Today, a friend went to the hospital where the clinically dead kid’s life thread is sustained by machines to pay his respects to his family and had a brief chat with the kid’s brother. he was obviously devastated and told him that his life’s no longer important and that he will avenge his brother’s murder. the kid will become an organ donor any time today as his family asked the doctors to unplug him. you should know that it’s very easy to find a firearm or explosives in crete – a place where 50% of the population possess non-registered weapons. vendetta is on the air and even the police seems frightened and with good reason. very ominous….in a nutshell, the entire island of crete is in a state of emotional turmoil, and the whole situation is very fragile.

The story has also been reported elsewhere.

patience

.. is not a virtue of mine. yet i have been morphed into a homo commutus, and i am spending more time than i ever thought possible in transit. being offline most of the time has been “interesting”. funny how i can focus much better when i am not tied into my social networks though.
there are 2 modes to my work, idea capturing / synthesizing and implementation. the first is very much a p-time activity, the second m-time. now, to adjust.

waste

george dafermos:
someone i kind of knew years ago was shot in the head 3 days ago when the car he was in refused to stop to the signs of a special police squad known as “special guards” in crete, greece.
oh wow. and these guys want to be in the eu.

The spirits I called

Someone built the system, they assumed certain user behaviors.
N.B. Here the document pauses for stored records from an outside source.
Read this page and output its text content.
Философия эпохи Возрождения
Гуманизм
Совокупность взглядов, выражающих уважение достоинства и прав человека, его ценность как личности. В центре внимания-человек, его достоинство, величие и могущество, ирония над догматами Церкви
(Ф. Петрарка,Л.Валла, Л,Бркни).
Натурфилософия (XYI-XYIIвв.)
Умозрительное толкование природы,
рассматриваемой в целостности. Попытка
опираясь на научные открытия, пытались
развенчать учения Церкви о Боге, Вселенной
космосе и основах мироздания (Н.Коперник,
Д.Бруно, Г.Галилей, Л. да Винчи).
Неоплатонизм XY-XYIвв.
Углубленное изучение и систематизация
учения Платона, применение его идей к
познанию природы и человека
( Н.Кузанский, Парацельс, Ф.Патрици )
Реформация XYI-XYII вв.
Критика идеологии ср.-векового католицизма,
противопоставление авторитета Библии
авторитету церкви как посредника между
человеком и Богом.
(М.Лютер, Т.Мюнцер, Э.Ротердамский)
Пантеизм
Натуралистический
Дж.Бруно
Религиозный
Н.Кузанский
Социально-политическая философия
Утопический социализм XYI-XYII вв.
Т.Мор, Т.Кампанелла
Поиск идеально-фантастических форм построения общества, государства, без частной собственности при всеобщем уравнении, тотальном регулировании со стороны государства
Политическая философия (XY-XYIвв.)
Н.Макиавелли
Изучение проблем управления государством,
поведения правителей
The users came on and exhibited different behaviors. And the people running the system discovered to their horror that the technological and social issues could not in fact be decoupled.
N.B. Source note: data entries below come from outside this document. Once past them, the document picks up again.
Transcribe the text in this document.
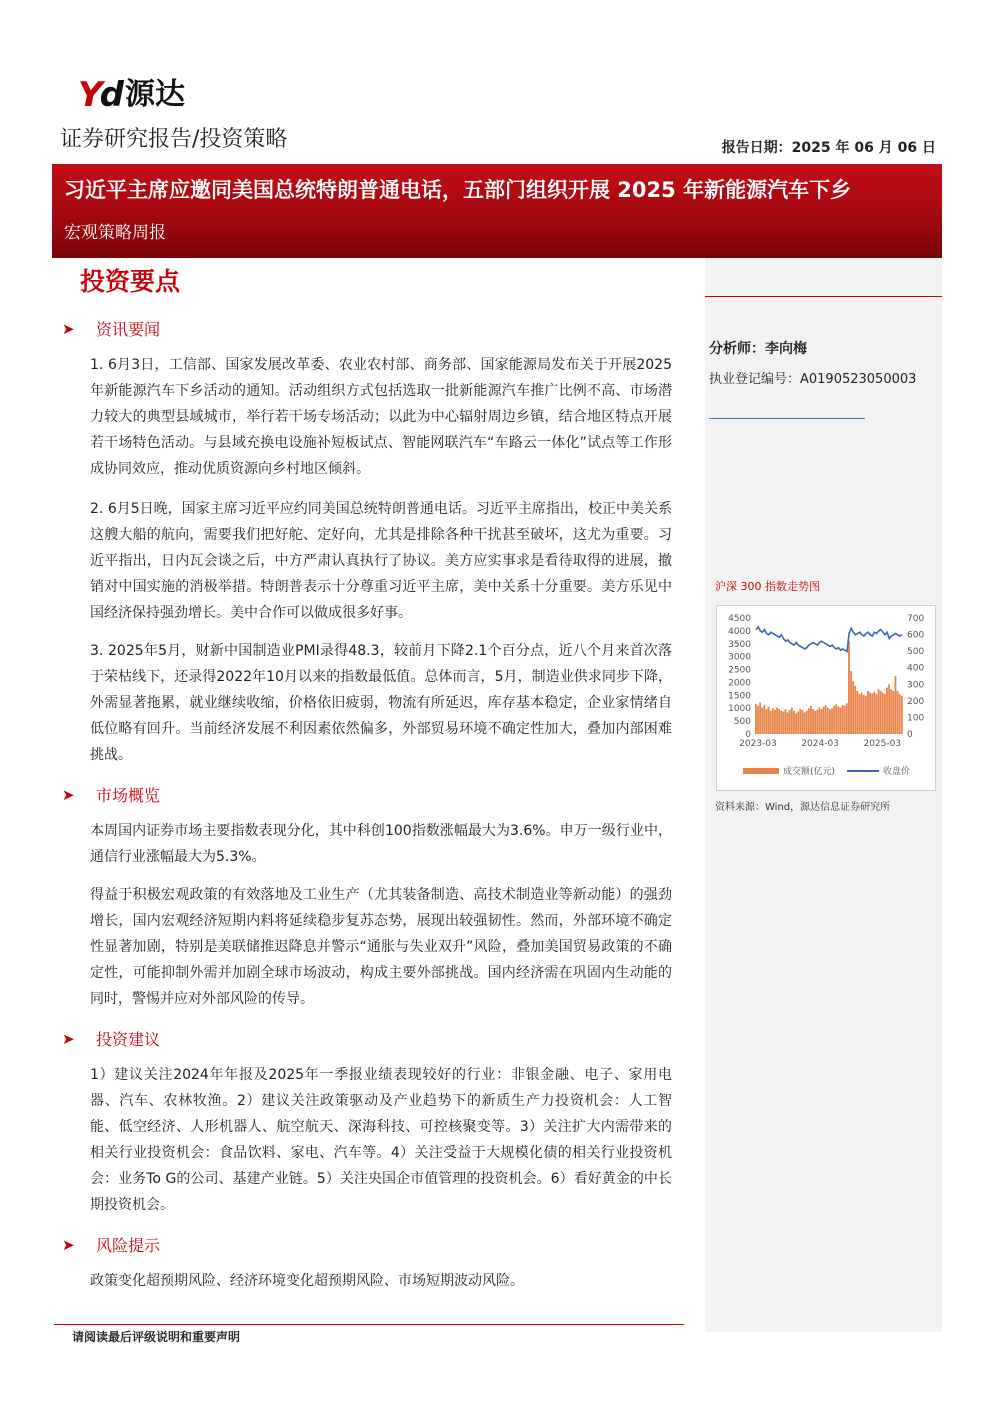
Yd 源达
证券研究报告/投资策略	报告日期：2025 年 06 月 06 日
习近平主席应邀同美国总统特朗普通电话，五部门组织开展 2025 年新能源汽车下乡
宏观策略周报
分析师：李向梅
执业登记编号：A0190523050003
沪深 300 指数走势图
0
500
1000
1500
2000
2500
3000
3500
4000
4500
0
100
200
300
400
500
600
700
2023-03	2024-03	2025-03
成交额(亿元)	收盘价
资料来源：Wind，源达信息证券研究所
投资要点
➤ 资讯要闻
1. 6月3日，工信部、国家发展改革委、农业农村部、商务部、国家能源局发布关于开展2025年新能源汽车下乡活动的通知。活动组织方式包括选取一批新能源汽车推广比例不高、市场潜力较大的典型县域城市，举行若干场专场活动；以此为中心辐射周边乡镇，结合地区特点开展若干场特色活动。与县域充换电设施补短板试点、智能网联汽车“车路云一体化”试点等工作形成协同效应，推动优质资源向乡村地区倾斜。
2. 6月5日晚，国家主席习近平应约同美国总统特朗普通电话。习近平主席指出，校正中美关系这艘大船的航向，需要我们把好舵、定好向，尤其是排除各种干扰甚至破坏，这尤为重要。习近平指出，日内瓦会谈之后，中方严肃认真执行了协议。美方应实事求是看待取得的进展，撤销对中国实施的消极举措。特朗普表示十分尊重习近平主席，美中关系十分重要。美方乐见中国经济保持强劲增长。美中合作可以做成很多好事。
3. 2025年5月，财新中国制造业PMI录得48.3，较前月下降2.1个百分点，近八个月来首次落于荣枯线下，还录得2022年10月以来的指数最低值。总体而言，5月，制造业供求同步下降，外需显著拖累，就业继续收缩，价格依旧疲弱，物流有所延迟，库存基本稳定，企业家情绪自低位略有回升。当前经济发展不利因素依然偏多，外部贸易环境不确定性加大，叠加内部困难挑战。
➤ 市场概览
本周国内证券市场主要指数表现分化，其中科创100指数涨幅最大为3.6%。申万一级行业中，通信行业涨幅最大为5.3%。
得益于积极宏观政策的有效落地及工业生产（尤其装备制造、高技术制造业等新动能）的强劲增长，国内宏观经济短期内料将延续稳步复苏态势，展现出较强韧性。然而，外部环境不确定性显著加剧，特别是美联储推迟降息并警示“通胀与失业双升”风险，叠加美国贸易政策的不确定性，可能抑制外需并加剧全球市场波动，构成主要外部挑战。国内经济需在巩固内生动能的同时，警惕并应对外部风险的传导。
➤ 投资建议
1）建议关注2024年年报及2025年一季报业绩表现较好的行业：非银金融、电子、家用电器、汽车、农林牧渔。2）建议关注政策驱动及产业趋势下的新质生产力投资机会：人工智能、低空经济、人形机器人、航空航天、深海科技、可控核聚变等。3）关注扩大内需带来的相关行业投资机会：食品饮料、家电、汽车等。4）关注受益于大规模化债的相关行业投资机会：业务To G的公司、基建产业链。5）关注央国企市值管理的投资机会。6）看好黄金的中长期投资机会。
➤ 风险提示
政策变化超预期风险、经济环境变化超预期风险、市场短期波动风险。
请阅读最后评级说明和重要声明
This strikes home with my experience helping to build different tools over the years.
I finally got around to read shirkys longish essay about groups being their worst enemy. There is too much good material in the piece to give it justice with commentary, so I will just quote interesting paragraphs instead.

People who work on social software are closer in spirit to economists and political scientists than they are to people making compilers. They both look like programming, but when you’re dealing with groups of people as one of your run-time phenomena, that is an incredibly different practice.

It’s very difficult to coordinate a conference call, because people can’t see one another, which makes it hard to manage the interrupt logic. In Joi’s conference call, the interrupt logic got moved to the chat room. People would type “Hand,” and the moderator of the conference call will then type “You’re speaking next,” in the chat. So the conference call flowed incredibly smoothly.

1.) If you were going to build a piece of social software to support large and long-lived groups, what would you design for? The first thing you would design for is handles the user can invest in. 2.) Second, you have to design a way for there to be members in good standing. Have to design some way in which good works get recognized. 3.) You need barriers to participation. This is one of the things that killed Usenet. You have to have some cost to either join or participate, if not at the lowest level, then at higher levels. There needs to be some kind of segmentation of capabilities. 4.) And, finally, you have to find a way to spare the group from scale. Scale alone kills conversations, because conversations require dense 2-way conversations. In conversational contexts, Metcalfe’s law is a drag.